Feb. 23 (UPI) — The U.S. Supreme Court issued a temporary stay on the execution of an Alabama death row inmate Thursday.
Associate Justice of the Supreme Court Clarence Thomas signed the stay on Doyle Lee Hamm’s execution just as it was scheduled to take place at 6 p.m., as the court will decide whether to let the execution proceed.
It is unclear how long the stay will last, but Alabama’s death warrant expires at midnight.
Hamm’s attorney argued the 61-year-old, who was convicted of killing motel clerk Patrick Cunningham in 1987, can’t be executed by lethal injection because lymphoma and past drug have caused too much damage to his veins.
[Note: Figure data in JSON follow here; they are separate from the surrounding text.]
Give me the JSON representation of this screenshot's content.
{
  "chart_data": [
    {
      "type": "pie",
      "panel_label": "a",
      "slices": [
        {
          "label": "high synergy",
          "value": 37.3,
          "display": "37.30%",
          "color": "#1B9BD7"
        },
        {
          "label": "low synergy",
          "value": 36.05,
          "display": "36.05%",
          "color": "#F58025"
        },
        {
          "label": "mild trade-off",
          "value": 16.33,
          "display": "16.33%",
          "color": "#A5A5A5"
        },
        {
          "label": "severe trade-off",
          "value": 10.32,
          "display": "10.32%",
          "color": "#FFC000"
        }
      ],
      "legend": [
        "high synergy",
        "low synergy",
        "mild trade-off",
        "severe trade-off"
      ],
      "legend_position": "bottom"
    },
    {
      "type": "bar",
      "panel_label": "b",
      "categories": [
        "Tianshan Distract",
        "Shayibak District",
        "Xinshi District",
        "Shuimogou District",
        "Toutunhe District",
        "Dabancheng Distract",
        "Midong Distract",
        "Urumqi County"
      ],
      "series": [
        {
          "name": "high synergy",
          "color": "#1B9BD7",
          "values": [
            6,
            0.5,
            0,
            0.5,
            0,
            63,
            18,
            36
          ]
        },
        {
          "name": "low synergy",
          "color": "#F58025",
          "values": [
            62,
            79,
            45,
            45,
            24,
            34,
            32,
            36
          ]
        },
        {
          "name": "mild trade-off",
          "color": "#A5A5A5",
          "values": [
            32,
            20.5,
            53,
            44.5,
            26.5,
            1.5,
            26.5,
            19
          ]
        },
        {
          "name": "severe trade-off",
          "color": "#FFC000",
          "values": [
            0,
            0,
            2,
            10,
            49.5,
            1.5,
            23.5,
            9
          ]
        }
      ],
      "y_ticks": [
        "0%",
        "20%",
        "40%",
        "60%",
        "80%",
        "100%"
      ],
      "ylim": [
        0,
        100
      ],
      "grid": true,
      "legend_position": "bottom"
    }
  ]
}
Hamm was diagnosed with cancer in 2014, but the Alabama Attorney General’s Office has argued it is now in remission and he is healthy enough to be executed.
“Hamm’s claim was that he has compromised veins that prevent him from being executed by lethal injection. That claim was refuted by medical evidence,” the Attorney General’s office said in response to Hamm’s appeal for a stay.
Last Thursday the U.S. 11th Circuit Court of Appeals affirmed a ruling by U.S. Chief District Judge Karon O. Bowdre which stated Hamm has veins in his lower extremities which could be used to carry out the execution.
“Hamm has two peripheral veins accessible for a lethal injection, and his central veins are likewise accessible for a lethal injection,” the court ruled.
Hamm is one of three people scheduled for execution in the United States Thursday.
Eric Branch was executed via lethal injection at Florida State Prison at 6 p.m.